Many of us go through tough times in life, and it is quite easy to begin feeling lonely and sad and get caught up in feeling overwhelmed. Feeling lonely and sad, and perhaps imprisoned or isolated, often may keep you filled with anxiety and depression.
So let’s try to remember that while you are getting caught up in these kinds of thoughts and feelings that you are in charge of embracing your life.
After all, A Course in Miracles asks us to consider that, “On your learning depends the welfare of the world.”
One thing for certain about my old friend William understanding when a friend is feeling lonely and sad, he was always quick to reply to a letter from me while I was in prison, and for good reason. He knows firsthand what being locked up in prison is like.
William understands the longing and the anxiety over receiving mail.
And I truly enjoyed his style of using a generic blank postcard to write back when only a few descriptive words and abbreviated sentences are necessary. If only there were more individuals in the world with a true free will, like William.
He is unique, and certainly whole.
A Course in Miracles further states, “And it is only arrogance that would deny the power of your will.”
Feeling alone and depressed
Of course he was aware of my vulnerable condition to feeling alone and depressed, and his reply indicated that he had spoken to his sister over the telephone just a few days prior to the worldwide mindfulness meditation session for world peace.
In previous articles of this series of events, I told you about Nakita, the woman from Croatia, who mysteriously began writing me in an Ohio prison, giving me a break we may say, from feeling lonely and sad, and I’ve linked the articles together if you’re perhaps interested in this amazing story.
Anyway, the story goes, I mailed an invitation to William, he wasn’t interested, but he mailed it to his sister out west, thinking it most likely was her type of thing.
She told him that her card-playing Bridge Club group had a game scheduled for the same night, and that the entire club of women were “spiritual seekers” or at least “curiosity seekers,” and that on December 22, 2010, the Bridge Club would stop their card playing for a few moments and spend time together by participating in the ten-minute session.

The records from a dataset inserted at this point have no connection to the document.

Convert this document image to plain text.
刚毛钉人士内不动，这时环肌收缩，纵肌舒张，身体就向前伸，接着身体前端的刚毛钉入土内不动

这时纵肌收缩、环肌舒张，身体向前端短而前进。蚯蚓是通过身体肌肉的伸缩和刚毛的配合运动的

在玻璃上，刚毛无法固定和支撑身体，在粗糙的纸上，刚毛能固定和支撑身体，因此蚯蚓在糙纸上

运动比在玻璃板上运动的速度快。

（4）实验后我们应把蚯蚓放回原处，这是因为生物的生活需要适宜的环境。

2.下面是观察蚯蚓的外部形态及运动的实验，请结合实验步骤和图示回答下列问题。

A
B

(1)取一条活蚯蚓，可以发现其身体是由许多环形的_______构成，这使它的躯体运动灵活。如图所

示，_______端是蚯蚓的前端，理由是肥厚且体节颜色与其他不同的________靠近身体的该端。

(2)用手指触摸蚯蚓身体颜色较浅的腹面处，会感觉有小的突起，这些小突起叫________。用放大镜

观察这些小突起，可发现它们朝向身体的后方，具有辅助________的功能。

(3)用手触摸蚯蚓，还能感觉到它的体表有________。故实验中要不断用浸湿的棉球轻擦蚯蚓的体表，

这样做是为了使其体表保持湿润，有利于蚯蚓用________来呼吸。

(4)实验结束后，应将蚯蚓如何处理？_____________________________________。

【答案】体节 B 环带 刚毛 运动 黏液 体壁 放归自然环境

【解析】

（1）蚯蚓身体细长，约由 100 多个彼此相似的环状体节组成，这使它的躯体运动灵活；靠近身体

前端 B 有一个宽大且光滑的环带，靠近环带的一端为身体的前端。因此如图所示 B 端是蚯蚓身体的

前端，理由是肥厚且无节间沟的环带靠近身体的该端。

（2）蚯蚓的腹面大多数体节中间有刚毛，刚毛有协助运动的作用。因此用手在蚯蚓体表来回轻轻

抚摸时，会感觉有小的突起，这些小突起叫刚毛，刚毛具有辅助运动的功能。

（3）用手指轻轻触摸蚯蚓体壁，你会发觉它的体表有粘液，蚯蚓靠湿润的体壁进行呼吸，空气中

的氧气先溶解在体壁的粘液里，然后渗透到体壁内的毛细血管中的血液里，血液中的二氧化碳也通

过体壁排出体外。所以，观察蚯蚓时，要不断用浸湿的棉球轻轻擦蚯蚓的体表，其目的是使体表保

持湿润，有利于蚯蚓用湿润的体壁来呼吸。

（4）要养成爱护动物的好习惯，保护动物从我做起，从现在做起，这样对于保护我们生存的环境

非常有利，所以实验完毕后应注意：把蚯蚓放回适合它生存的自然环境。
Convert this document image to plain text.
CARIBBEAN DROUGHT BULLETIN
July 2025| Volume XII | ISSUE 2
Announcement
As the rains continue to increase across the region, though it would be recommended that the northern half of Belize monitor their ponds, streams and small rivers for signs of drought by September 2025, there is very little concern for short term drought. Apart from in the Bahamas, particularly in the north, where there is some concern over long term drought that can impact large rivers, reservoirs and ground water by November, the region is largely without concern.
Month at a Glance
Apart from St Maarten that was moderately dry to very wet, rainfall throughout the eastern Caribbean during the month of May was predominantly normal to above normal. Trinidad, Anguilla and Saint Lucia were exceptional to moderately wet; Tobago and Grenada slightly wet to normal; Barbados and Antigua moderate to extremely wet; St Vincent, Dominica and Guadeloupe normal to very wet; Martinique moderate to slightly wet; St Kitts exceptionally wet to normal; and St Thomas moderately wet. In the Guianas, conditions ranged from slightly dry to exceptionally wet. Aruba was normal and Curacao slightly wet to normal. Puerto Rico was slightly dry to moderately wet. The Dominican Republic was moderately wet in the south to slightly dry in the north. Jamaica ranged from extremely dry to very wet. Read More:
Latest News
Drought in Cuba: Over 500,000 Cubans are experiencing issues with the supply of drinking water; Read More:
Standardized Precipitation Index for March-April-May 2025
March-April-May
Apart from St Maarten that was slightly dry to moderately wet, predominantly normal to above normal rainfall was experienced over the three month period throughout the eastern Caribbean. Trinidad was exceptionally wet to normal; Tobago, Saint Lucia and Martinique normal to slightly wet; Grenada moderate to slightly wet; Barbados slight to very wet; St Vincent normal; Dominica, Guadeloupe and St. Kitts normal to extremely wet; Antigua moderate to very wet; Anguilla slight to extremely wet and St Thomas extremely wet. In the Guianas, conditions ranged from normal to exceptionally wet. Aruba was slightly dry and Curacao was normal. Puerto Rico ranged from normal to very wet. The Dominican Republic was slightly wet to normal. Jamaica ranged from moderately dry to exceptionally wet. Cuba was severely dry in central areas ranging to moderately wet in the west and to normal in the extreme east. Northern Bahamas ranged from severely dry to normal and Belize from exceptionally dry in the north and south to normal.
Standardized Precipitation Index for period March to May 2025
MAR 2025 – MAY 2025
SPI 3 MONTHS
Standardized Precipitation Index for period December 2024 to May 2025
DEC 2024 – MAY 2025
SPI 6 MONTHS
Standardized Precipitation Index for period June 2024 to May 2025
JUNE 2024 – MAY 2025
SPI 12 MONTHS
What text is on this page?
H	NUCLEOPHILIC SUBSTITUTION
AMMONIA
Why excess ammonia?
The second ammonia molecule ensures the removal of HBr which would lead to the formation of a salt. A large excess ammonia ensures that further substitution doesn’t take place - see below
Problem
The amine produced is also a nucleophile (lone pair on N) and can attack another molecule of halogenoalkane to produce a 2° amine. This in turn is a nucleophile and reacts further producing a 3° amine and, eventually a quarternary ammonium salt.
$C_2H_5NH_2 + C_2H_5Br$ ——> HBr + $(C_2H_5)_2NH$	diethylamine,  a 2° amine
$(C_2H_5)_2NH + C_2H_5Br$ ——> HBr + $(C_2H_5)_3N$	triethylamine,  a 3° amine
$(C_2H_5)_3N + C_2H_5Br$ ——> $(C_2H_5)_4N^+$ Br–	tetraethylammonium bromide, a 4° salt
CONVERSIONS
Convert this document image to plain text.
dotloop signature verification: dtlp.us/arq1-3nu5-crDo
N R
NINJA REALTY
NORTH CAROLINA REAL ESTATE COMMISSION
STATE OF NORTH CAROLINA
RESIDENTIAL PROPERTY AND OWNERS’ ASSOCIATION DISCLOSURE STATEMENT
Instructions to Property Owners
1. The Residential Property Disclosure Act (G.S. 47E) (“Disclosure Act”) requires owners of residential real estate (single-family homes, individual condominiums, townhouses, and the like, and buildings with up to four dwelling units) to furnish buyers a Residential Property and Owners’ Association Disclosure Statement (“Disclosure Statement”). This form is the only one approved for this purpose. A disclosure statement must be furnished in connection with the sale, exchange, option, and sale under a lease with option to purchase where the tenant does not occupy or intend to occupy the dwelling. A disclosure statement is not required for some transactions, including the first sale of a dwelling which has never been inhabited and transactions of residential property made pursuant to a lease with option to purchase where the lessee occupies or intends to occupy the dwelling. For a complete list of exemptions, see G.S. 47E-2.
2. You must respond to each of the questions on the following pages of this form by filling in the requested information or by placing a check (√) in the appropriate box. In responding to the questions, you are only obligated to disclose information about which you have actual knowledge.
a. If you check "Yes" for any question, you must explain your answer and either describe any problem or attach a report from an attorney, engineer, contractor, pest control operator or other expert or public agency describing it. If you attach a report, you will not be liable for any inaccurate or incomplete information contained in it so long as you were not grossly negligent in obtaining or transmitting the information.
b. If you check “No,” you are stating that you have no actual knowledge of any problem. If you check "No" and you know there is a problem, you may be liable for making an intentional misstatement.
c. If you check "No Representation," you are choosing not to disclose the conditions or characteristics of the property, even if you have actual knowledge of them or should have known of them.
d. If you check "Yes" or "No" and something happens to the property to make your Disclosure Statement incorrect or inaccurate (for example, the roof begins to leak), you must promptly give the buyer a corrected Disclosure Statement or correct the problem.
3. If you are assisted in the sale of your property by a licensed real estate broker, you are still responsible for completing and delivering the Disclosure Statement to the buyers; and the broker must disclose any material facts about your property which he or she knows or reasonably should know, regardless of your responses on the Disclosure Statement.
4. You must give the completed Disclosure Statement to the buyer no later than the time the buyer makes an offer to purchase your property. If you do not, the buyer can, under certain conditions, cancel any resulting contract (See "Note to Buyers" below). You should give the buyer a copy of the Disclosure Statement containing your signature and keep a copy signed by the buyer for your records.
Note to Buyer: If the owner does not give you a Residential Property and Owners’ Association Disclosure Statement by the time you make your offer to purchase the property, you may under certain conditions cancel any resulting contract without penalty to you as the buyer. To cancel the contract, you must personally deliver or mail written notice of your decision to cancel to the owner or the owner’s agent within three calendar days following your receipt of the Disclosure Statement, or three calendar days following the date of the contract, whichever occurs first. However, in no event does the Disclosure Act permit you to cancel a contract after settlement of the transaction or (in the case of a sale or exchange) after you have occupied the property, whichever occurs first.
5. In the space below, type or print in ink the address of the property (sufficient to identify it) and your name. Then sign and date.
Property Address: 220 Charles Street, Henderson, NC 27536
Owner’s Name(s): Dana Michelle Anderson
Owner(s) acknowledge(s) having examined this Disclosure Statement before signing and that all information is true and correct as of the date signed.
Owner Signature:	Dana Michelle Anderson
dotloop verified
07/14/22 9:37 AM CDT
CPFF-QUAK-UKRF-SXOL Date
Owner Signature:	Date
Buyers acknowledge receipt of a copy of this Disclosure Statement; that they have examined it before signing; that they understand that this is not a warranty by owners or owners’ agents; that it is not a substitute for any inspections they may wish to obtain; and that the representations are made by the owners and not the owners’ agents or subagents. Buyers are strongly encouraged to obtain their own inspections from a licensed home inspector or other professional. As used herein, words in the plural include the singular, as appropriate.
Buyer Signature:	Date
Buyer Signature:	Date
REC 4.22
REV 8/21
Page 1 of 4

She was also aware that William had obtained the flyer from his friend in prison—me. This made it more interesting when informing the other women in the bridge club of this poor prisoner feeling lonely and sad.
Now I was lit up
William’s sister said she had made a photocopy of the flyer for herself as a memento, and for possible future use, and then mailed the original carbon copy to her friend in another state.
She felt giving her friend the actual carbon copy I’d made from prison, would add “an effect,” being that it was put together in prison by an inmate and a friend of her own brother.
She thought her friend living in another state would appreciate its value.
It appeared her out-of-state friend also had a group get-together, a holiday party of some sort, on that same evening. She supposedly introduced the flyer to the group for their participation at the exact time specified.
William said his sister was thrilled to have a sense of belonging to something good-hearted.
He hadn’t heard more from her on the subject. William is a quiet individual who will simply let his sister inform him when the time is right.
As I placed William’s postcard into my footlocker, still feeling lonely and sad, but rising up, I couldn’t help, but to experience a joyful thrill with a slight chuckle, some happy tears, and continued to smile over this news for the entire night.
The incredible feeling of knowing you’re not alone
At least now I was aware that I was not alone that evening during those ten minutes of the worldwide mindfulness meditation for world peace—a “mind gathering.”
This was enough for me to settle down on the matter and move forward from feeling lonely and sad. But, now, another recurrent thought obsessed me, and was: “I gotta get out of this place.”
Soon another thought seemed to blanket that thought by saying: “You’re okay. You’ll make it. Just keep doing what you’re doing.”